In a film where the premise is that a giant prehistoric lizard with radioactive breath fights a giant ape, maybe this confusion about what’s real is to be expected. We – and the characters within the narrative – must accept a pretty huge deviation from traditional reality, after all, in order to believe in the Titans. And social science scholarship about conspiracy thinking indicates that “conspiracy beliefs are motivated by the desire to explain and find order and meaning in events that might otherwise seem random, unpredictable, or outside of one’s control.” Certainly, Bernie and the other humans of the Monsterverse face a world that is far less predictable and controllable with the presence of giant monsters. This is exacerbated by the presence of giant militarized corporations.  

On the other hand, perhaps confusion about reality is not a given. After all, while there are frequently secrets to be kept within other Godzilla movies, this level of conspiracy thinking isn’t common and doesn’t usually reach outside the central plot. For a movie so focused on the surface (like visual effects) and in which the threats are obvious, the turn to conspiracy thinking intrigues me. It is, after all, a mode of thinking that does not stop at the surface and that does not accept what’s obvious to everyone else.

What really gets my attention, though, is the way these two elements – “big dumb fun” and conspiracy thinking – speak to each other. Godzilla vs Kong is a fun movie that is fundamentally about conspiracies. How, then, does Godzilla vs Kong as “big dumb fun” address the conspiracies mentioned within it? One throwaway line indicates that Roswell is real. And we get to visit the Hollow Earth, which is one of the most beautiful and effective parts of the movie. (I would watch a whole movie set there!) Plus, Bernie is likeable! Not only that, but he is one of the most interesting characters in the movie, and he’s introduced as a hero in the end. As Madison (Millie Bobby Brown) tells her dad, “This is the man who saved our lives.” These moments seem to lend credence to conspiracy thinking – in principle, even if not in the specific details.

Godzilla vs Kong
Courtesy of Warner Bros

In a time when people believe that vaccines are trackers implanted by the government and COVID-19 is a hoax, it’s hard to take such thinking lightly. Sylas K. Barrett writes for Tor that “considering today’s anti-vaccine, anti-science movements, it seems irresponsible to give these opinions to a hero character whose other theories are proven right . . . even in a relatively mindless action film.”

On the other hand, Bernie is clearly fringe – even Madison’s friend Josh (Julian Dennison) doesn’t take him seriously – and his last line is an interrupted invitation to her dad to be a guest on his podcast.
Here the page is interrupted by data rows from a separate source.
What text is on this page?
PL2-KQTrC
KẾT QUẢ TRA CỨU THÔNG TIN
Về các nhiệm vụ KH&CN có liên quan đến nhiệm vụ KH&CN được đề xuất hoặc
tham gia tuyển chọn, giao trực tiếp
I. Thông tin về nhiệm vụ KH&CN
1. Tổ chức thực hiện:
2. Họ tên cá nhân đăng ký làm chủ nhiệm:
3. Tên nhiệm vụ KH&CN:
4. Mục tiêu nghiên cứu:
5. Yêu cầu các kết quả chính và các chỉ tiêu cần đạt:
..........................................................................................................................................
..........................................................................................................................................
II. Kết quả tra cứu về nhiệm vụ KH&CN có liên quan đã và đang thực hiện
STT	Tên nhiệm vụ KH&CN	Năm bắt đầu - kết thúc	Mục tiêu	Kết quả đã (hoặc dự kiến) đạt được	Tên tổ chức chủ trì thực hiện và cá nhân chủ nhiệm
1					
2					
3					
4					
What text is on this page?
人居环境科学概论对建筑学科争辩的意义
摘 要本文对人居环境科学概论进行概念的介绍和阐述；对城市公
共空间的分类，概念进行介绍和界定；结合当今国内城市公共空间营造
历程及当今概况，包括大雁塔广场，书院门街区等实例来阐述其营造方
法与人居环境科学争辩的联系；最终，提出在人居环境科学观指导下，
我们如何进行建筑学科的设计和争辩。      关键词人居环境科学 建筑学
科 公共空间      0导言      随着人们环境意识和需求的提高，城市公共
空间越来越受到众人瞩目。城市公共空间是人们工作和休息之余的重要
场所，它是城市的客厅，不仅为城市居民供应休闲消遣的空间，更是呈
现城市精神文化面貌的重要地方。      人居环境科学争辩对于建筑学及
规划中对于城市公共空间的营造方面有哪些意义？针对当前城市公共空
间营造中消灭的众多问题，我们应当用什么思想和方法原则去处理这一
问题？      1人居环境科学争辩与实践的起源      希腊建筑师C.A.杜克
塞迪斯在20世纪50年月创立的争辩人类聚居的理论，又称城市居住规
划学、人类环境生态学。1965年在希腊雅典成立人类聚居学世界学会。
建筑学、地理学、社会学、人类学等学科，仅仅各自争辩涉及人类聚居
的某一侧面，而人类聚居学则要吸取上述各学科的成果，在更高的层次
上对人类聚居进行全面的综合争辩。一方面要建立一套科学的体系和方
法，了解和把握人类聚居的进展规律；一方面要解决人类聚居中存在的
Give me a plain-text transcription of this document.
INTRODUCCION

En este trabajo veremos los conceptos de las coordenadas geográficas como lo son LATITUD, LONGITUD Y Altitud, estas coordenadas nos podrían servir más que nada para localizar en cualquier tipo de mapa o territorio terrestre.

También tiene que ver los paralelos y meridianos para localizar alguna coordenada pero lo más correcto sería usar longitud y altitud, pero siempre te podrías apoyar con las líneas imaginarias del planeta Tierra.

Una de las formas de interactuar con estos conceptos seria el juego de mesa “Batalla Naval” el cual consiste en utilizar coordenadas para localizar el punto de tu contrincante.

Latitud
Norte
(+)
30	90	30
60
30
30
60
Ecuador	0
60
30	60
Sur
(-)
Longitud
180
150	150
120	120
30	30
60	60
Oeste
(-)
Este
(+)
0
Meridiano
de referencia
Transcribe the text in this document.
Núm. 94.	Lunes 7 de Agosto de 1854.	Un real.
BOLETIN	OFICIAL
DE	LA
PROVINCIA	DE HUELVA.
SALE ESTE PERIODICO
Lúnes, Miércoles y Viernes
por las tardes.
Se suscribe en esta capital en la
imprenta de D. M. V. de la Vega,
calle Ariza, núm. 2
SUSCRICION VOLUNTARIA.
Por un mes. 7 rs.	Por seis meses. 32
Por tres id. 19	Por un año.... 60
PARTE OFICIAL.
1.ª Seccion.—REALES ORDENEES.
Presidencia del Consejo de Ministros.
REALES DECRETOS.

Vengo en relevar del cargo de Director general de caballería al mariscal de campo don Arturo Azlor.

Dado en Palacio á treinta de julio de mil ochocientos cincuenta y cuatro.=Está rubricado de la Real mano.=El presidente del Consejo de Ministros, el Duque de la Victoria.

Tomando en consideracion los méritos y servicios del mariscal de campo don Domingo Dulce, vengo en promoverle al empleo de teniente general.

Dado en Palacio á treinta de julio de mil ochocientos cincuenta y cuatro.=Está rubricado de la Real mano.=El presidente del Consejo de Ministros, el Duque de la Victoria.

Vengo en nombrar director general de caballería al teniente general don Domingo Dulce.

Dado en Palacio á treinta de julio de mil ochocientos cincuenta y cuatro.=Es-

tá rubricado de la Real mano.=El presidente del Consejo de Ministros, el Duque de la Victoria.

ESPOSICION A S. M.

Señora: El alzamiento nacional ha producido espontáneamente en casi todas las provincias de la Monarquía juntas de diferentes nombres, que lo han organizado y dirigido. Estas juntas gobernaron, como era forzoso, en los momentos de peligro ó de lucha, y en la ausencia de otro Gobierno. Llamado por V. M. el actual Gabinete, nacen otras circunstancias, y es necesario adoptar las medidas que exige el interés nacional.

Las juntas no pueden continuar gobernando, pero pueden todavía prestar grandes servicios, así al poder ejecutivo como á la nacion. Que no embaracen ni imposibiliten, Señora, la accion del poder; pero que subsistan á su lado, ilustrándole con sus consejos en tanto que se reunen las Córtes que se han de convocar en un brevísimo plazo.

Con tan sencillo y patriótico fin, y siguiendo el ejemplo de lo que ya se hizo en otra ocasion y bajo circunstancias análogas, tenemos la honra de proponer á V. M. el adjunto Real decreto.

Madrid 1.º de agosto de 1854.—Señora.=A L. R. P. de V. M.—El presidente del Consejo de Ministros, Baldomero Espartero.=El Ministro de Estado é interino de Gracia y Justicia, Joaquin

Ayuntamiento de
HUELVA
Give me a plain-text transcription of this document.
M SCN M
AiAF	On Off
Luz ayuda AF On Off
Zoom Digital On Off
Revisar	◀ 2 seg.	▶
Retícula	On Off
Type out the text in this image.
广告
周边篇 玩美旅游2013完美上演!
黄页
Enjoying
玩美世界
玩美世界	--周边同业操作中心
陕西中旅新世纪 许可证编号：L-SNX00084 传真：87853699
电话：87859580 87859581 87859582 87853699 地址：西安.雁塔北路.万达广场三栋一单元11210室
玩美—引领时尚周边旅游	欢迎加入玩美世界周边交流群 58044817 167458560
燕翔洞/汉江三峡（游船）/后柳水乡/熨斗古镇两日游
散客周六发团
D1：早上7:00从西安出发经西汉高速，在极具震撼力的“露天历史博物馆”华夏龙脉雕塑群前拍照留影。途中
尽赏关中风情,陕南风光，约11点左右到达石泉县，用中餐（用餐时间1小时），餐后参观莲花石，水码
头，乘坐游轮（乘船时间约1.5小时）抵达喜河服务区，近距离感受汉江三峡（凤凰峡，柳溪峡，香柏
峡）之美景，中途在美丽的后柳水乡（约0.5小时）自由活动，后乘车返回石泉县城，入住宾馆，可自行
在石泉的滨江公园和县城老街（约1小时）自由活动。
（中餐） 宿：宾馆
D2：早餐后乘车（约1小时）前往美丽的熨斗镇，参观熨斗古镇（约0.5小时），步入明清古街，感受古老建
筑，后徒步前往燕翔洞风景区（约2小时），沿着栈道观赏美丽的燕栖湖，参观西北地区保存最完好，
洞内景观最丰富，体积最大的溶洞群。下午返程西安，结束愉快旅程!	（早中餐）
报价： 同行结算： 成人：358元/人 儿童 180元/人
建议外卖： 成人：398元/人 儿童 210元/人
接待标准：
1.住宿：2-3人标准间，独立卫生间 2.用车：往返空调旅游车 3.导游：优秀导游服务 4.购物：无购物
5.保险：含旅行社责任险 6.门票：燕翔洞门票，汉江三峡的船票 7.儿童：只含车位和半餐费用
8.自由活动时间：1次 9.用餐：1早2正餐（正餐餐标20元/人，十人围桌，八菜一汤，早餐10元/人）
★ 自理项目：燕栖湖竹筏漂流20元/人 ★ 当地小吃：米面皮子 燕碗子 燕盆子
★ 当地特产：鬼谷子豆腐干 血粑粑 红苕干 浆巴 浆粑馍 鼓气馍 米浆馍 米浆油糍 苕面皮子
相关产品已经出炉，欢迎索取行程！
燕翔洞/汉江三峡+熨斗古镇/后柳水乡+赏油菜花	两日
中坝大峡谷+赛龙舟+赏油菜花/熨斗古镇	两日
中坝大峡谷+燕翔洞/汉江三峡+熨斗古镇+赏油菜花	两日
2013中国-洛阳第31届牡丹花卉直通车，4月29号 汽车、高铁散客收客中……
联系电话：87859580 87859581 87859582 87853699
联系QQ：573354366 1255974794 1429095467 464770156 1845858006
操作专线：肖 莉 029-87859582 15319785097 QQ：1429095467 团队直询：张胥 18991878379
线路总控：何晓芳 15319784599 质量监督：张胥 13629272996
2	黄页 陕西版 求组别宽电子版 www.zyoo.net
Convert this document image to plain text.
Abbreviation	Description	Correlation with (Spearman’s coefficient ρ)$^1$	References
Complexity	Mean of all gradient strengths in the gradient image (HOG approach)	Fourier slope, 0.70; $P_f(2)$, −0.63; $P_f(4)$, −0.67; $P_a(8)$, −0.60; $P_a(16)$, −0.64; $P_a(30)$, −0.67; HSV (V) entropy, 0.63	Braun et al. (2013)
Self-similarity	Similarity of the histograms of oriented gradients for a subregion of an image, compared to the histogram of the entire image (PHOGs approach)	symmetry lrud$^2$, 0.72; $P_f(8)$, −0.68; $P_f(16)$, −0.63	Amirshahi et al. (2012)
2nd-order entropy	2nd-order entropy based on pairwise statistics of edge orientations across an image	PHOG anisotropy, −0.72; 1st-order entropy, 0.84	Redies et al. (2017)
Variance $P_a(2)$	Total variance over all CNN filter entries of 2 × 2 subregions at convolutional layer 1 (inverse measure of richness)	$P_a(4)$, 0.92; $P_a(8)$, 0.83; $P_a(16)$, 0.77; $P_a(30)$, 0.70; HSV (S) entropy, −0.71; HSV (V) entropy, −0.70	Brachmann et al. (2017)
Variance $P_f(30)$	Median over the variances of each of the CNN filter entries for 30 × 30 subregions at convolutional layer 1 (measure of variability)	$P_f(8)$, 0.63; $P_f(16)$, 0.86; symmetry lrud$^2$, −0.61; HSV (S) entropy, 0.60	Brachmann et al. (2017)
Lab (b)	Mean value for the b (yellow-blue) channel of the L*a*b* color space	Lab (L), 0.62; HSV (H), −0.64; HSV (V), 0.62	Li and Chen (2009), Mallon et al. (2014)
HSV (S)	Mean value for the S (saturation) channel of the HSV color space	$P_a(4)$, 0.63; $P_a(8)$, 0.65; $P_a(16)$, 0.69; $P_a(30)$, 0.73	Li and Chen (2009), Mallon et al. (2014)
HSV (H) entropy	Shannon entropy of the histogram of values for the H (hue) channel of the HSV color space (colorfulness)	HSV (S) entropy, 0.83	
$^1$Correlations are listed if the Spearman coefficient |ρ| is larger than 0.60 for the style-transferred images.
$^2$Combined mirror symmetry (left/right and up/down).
And he doesn’t really save Madison and Josh, despite her claim. He and his kooky ideas put them in danger (they wouldn’t have been in Hong Kong during the monster fight without his help breaking into the facility in Florida), and he is not the one who takes action to stop Mechagodzilla. Josh does, while Bernie is resigned to his fate.

And even though the Hollow Earth scenery is cool (seriously – so cool) this functions less as a reinforcement of fringe pseudoscience to be taken seriously and more as a reference point to earlier science fiction and fantasy but also an expansion of its possibilities. As Adam Wingard indicated in an interview with IGN, “I didn’t want it to be just caves”; instead, he wanted it to feel like a journey to an alien planet.

Ultimately, then, the question remains: Is Godzilla vs Kong a critique or embrace of conspiracy thinking? It’s hard to tell. The movie is confused – just like its ideas. Alissa Wilkinson’s description for the film for Vox is perfect: “Mild bafflement reigns throughout.”

Despite the confusion, for me, this dumb fun starts to raise serious questions when it makes space for dumb conspiracies, too.